2021/06/06

途中でやめる

 金曜日、荻窪、古書ワルツ。そのあと木下弦二さんのCD(『ノッス・ノイズ』)をペリカン時代に届け、アイスコーヒーを飲みながら聴く。ノンアル営業なので喫茶店にいるような気分になる。

 家に帰ると山川直人さんの『はなうたレコード』(平凡社)が届いていた。「ウェブ平凡」に連載していた作品。毎回楽しみに読んでいた。散歩のついでに古本屋と中古レコード屋に寄って、喫茶店で珈琲を飲んで——といったかんじの日々の暮らし。つつましいけど、都会の贅沢ともいえる。「夜の散歩」の回、ライブハウスっぽい場所の地下の階段に「〜ピンポンズ」「〜野清隆」「吉上恭太」といったチラシが貼ってある。山川さんの漫画は細かい遊びや描き込みが多い。表紙もレコードのジャケット風でカバーを外すと……。

 土曜日、昼すぎ、東中野まで散歩し、夕方、ひと月ちょっとぶりの西部古書会館——。
 街道資料、文学展パンフ、ヤクルト・スワローズの一九九二年の優勝記念の写真集などを購入する。街道本に関しては集めても集めても「道半ば」という気持になる。

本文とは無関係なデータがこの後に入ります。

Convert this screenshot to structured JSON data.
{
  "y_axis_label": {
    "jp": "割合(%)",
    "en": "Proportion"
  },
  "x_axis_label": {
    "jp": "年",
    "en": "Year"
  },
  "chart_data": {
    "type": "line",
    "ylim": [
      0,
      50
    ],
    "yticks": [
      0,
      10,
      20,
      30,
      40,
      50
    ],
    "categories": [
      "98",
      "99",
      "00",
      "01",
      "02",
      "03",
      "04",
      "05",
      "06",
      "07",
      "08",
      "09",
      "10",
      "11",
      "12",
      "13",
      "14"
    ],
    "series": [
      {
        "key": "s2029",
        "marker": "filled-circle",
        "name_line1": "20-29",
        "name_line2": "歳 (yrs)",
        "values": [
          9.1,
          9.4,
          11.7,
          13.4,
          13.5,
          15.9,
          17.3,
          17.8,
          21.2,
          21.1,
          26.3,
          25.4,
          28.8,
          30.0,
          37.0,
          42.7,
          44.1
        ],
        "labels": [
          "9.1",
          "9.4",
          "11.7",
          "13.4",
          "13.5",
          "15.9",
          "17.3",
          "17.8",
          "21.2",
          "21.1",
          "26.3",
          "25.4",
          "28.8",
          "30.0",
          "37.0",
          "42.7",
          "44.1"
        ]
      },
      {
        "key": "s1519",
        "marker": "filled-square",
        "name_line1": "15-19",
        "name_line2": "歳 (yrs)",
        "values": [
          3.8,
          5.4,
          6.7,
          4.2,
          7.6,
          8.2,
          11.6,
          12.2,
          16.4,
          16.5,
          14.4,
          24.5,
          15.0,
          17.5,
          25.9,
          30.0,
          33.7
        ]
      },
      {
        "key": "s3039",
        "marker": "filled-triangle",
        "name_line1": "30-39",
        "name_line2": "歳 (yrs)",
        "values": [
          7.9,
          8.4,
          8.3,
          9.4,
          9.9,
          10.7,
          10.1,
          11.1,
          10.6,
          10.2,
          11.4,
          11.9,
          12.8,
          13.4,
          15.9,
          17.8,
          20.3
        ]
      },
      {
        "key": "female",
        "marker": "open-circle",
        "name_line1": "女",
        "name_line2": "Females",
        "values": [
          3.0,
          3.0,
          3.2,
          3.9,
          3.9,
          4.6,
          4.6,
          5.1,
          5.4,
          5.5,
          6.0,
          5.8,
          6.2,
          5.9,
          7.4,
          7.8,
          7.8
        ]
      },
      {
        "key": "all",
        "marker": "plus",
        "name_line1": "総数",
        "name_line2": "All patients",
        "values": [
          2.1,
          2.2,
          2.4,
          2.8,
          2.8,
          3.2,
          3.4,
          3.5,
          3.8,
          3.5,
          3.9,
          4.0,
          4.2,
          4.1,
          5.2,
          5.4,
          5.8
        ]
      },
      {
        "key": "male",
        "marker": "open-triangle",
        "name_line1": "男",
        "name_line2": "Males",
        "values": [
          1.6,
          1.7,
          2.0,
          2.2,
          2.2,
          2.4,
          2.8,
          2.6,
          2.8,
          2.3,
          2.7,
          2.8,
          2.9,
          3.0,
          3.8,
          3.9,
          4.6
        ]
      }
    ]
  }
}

『些末事研究』の最新号(vol.6)の特集は「途中でやめる」。昨年十一月、京都の飲み屋で座談会を行った。たまたま店に「途中でやめる」の山下陽光さんがいて(リメイクした古着の展示販売をしていた)、途中から座談会に参加し、そういう話になった。メンバーは山下さんの他、福田賢治さん、東賢次郎さん、世田谷ピンポンズさん、わたし。久しぶりに酔っぱらって、妙なトーンというか、酒癖のわるいおっさんみたいな喋り方になっている。山下さん、面白い人だったなあ。半年前の話だが、楽しい一夜だった。

 京都では哲学の道と奈良街道などを歩いた。時間に余裕があれば、鞍馬のほうの街道も歩きたかった。

 わたしは現役のころに京都の私大に落ちて、一浪して東京に出てきた。とはいえ京都でも東京でも散歩して古本屋に寄って喫茶店で珈琲を飲んでという日々を送っていた気がする。